Il y a quelques jours, l’avocate de l’association pensait avoir la partie facile, car la mise en demeure, dans sa forme, n’était pas légale. Mais la ville de Sainghin s’est empressée de relancer la procédure, en respectant la loi, cette fois. Elle a d’abord fait venir un huissier, le 29 mai, qui a constaté l’occupation illégale des parcelles appartenant l’une à la commune, l’autre à M. Pollet. Et mercredi, il a été fait sommation à l’association de quitter les lieux sous huitaine. On remarquera que l’huissier ne fait pas de différence entre les deux terrains, alors que si l’association est bien dans l’illégalité concernant la première, la municipalité interdisant la sous-location, il n’en est pas de même pour l’autre qui appartient au propriétaire de la ferme de la Noyelle.

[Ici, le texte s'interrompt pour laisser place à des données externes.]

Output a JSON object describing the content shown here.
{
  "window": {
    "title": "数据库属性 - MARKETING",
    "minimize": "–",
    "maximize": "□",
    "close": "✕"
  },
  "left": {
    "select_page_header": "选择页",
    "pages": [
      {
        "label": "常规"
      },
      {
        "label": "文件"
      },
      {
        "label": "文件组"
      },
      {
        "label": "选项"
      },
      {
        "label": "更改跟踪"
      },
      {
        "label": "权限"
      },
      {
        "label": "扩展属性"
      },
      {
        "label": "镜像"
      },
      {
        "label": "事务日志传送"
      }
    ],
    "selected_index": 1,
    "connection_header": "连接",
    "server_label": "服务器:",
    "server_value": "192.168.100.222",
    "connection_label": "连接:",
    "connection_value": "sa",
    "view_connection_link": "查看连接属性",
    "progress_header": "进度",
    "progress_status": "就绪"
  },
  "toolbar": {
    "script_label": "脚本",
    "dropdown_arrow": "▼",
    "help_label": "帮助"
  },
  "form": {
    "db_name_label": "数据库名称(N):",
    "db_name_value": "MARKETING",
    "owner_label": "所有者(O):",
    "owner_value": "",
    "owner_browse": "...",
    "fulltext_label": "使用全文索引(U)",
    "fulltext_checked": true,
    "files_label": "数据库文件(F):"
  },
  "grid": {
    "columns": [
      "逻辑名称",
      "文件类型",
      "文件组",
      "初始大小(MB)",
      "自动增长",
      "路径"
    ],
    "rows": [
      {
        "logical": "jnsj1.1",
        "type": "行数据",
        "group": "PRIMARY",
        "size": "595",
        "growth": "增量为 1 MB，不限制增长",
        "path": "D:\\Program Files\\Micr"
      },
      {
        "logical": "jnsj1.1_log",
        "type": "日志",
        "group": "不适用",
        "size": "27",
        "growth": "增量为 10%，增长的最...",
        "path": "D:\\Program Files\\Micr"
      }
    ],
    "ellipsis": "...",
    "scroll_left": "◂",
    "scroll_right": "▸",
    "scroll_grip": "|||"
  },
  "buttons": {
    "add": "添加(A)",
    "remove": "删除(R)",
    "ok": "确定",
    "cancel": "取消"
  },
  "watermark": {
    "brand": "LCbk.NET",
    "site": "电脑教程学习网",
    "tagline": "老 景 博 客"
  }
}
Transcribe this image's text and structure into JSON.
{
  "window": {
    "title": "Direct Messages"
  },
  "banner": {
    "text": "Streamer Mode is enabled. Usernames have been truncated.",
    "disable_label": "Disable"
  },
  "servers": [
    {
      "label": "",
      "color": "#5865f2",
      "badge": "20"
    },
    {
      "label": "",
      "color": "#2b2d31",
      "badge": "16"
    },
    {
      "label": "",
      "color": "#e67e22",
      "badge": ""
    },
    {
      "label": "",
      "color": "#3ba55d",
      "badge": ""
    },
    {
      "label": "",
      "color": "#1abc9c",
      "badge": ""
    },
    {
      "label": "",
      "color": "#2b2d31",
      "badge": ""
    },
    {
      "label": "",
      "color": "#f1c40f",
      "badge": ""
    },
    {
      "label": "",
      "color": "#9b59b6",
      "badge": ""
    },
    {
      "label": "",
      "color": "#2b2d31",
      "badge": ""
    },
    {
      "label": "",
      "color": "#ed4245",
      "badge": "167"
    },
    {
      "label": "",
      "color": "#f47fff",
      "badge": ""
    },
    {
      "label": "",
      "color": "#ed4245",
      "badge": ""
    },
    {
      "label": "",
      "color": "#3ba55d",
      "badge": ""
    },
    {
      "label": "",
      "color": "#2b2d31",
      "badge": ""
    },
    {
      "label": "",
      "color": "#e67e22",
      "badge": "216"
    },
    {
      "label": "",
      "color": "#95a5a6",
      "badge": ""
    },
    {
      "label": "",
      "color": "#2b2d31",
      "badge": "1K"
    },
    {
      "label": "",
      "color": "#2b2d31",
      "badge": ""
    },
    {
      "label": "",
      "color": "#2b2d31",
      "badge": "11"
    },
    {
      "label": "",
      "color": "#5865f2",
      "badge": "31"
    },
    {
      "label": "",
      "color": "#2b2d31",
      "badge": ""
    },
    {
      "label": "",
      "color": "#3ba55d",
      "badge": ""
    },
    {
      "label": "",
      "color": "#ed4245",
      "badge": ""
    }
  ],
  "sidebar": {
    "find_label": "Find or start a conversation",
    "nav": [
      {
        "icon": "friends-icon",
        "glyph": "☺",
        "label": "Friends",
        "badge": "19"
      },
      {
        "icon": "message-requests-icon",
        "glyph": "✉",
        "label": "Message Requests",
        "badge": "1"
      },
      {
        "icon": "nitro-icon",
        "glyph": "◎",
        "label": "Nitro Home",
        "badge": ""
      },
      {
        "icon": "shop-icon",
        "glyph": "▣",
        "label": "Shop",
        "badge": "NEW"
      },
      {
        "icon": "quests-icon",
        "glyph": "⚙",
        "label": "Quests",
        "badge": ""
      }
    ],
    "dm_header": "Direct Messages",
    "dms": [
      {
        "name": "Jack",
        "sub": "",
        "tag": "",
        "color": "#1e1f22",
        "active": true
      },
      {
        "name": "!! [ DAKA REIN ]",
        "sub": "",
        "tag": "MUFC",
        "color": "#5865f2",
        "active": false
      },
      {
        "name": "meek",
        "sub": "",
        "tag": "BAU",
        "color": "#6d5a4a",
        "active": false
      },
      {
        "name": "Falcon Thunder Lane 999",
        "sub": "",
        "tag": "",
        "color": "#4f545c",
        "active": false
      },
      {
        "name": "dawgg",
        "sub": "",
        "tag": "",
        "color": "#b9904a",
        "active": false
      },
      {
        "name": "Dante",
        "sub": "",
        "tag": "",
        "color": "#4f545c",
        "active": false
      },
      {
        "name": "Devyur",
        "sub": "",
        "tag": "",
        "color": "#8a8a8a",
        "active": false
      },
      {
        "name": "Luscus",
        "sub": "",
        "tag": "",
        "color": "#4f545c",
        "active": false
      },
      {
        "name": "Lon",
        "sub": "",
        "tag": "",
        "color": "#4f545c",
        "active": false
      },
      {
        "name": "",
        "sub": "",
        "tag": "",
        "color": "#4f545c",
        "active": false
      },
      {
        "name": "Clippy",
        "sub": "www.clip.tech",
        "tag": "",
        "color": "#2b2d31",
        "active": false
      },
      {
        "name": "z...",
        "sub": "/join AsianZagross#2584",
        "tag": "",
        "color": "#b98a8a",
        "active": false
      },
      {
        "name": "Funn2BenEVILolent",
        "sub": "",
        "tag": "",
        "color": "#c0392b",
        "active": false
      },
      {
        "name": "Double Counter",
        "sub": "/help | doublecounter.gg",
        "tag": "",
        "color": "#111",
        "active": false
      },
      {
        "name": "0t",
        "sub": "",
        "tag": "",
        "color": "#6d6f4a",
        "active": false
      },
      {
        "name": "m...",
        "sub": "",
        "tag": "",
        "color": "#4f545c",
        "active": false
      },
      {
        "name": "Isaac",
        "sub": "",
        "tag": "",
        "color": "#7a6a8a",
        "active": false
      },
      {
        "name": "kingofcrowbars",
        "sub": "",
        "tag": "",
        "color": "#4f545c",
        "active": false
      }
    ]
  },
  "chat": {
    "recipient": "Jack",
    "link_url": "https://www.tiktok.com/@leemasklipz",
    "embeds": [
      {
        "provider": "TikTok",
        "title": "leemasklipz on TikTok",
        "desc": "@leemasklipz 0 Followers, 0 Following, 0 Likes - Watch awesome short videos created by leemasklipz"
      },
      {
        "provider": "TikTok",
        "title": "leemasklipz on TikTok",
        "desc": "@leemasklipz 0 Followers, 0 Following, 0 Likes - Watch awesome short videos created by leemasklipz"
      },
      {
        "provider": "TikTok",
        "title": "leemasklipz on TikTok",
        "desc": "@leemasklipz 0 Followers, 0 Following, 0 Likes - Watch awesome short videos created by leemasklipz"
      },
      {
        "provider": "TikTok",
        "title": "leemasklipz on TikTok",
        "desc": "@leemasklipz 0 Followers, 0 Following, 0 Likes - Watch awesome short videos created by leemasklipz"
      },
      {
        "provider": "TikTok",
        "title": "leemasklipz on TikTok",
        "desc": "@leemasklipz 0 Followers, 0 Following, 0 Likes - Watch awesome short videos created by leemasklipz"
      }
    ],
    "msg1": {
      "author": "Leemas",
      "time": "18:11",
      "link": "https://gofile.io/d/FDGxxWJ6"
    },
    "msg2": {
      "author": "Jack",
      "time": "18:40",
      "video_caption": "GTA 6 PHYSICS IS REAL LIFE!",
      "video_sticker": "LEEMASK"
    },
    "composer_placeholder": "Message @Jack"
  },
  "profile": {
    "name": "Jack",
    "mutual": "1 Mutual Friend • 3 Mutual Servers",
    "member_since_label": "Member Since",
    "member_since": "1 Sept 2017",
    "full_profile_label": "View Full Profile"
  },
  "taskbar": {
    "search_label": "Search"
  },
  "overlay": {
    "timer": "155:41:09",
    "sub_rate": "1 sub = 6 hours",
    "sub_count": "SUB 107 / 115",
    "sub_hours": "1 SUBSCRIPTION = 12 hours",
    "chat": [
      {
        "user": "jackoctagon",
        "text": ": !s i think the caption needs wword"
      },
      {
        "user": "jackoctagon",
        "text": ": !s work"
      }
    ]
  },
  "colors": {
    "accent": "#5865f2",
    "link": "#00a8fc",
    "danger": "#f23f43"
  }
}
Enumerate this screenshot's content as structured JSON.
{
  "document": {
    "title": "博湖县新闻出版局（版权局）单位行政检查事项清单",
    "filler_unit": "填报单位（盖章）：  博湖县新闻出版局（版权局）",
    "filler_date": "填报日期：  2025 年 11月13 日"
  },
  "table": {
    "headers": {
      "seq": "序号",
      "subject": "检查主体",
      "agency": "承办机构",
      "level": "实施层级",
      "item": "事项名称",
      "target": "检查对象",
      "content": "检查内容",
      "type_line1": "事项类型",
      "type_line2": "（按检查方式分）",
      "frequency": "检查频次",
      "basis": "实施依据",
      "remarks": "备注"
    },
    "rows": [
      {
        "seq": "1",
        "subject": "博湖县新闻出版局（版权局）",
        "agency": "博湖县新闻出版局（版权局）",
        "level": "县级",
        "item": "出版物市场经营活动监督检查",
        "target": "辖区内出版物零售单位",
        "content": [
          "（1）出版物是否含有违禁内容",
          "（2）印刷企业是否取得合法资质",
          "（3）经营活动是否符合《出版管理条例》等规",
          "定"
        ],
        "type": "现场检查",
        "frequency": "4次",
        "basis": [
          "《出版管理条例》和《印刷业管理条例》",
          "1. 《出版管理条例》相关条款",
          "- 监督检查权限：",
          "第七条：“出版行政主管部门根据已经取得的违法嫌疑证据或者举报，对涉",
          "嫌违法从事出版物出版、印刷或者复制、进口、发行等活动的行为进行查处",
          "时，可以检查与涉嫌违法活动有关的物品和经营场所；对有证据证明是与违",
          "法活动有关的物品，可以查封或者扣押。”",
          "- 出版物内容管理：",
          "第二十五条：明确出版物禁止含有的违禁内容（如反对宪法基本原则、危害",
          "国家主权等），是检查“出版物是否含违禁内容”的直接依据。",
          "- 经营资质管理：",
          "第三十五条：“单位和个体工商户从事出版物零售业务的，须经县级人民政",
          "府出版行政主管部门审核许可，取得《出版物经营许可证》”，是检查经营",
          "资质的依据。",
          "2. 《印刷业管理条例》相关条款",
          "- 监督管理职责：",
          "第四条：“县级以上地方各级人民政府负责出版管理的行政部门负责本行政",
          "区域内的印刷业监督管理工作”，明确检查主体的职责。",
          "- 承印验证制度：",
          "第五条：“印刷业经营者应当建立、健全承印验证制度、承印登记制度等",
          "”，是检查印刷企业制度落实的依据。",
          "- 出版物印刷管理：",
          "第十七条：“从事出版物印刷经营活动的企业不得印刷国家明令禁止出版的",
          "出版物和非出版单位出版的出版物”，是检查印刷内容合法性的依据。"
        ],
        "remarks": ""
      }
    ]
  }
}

Pour l’avocate de la commune, celle-ci fait donc preuve de compréhension en acceptant un délai de huit jours. Mais la partie adverse a insisté sur les difficultés rencontrées par CAN pour trouver un point de chute. Le juge, lui, est sorti de son rôle, hors instruction, en revêtant l’habit d’un conciliateur : « N’y aurait-t-il pas moyen d’aider l’association à trouver une autre solution ? Après tout, la cause qu’elle défend est noble ». Le tribunal administraitf s’est donné quelques jours pour réfléchir. Il rendra son délibéré lundi.

En attendant, les relations seraient chaque jour un peu plus tendues, surtout entre M. Pollet et les bénévoles. Un constat, en tout cas : malheureusement, la publicité faite autour de cette affaire a eu des conséquences dont se serait bien passé Cause animale Nord. Des propriétaires sans scrupules sont venus se débarrasser d’animaux à Sainghin. Des boucs ont été passés au dessus des clotûres… À ce jour, le refuge de Nini, du nom d’une bénévole, accueille une trentaine de moutons, chèvres et cochons et presque autant de poules, des animaux délaissés, abandonnés ou confiés à l’association par la Police nationale en cas d’expulsions.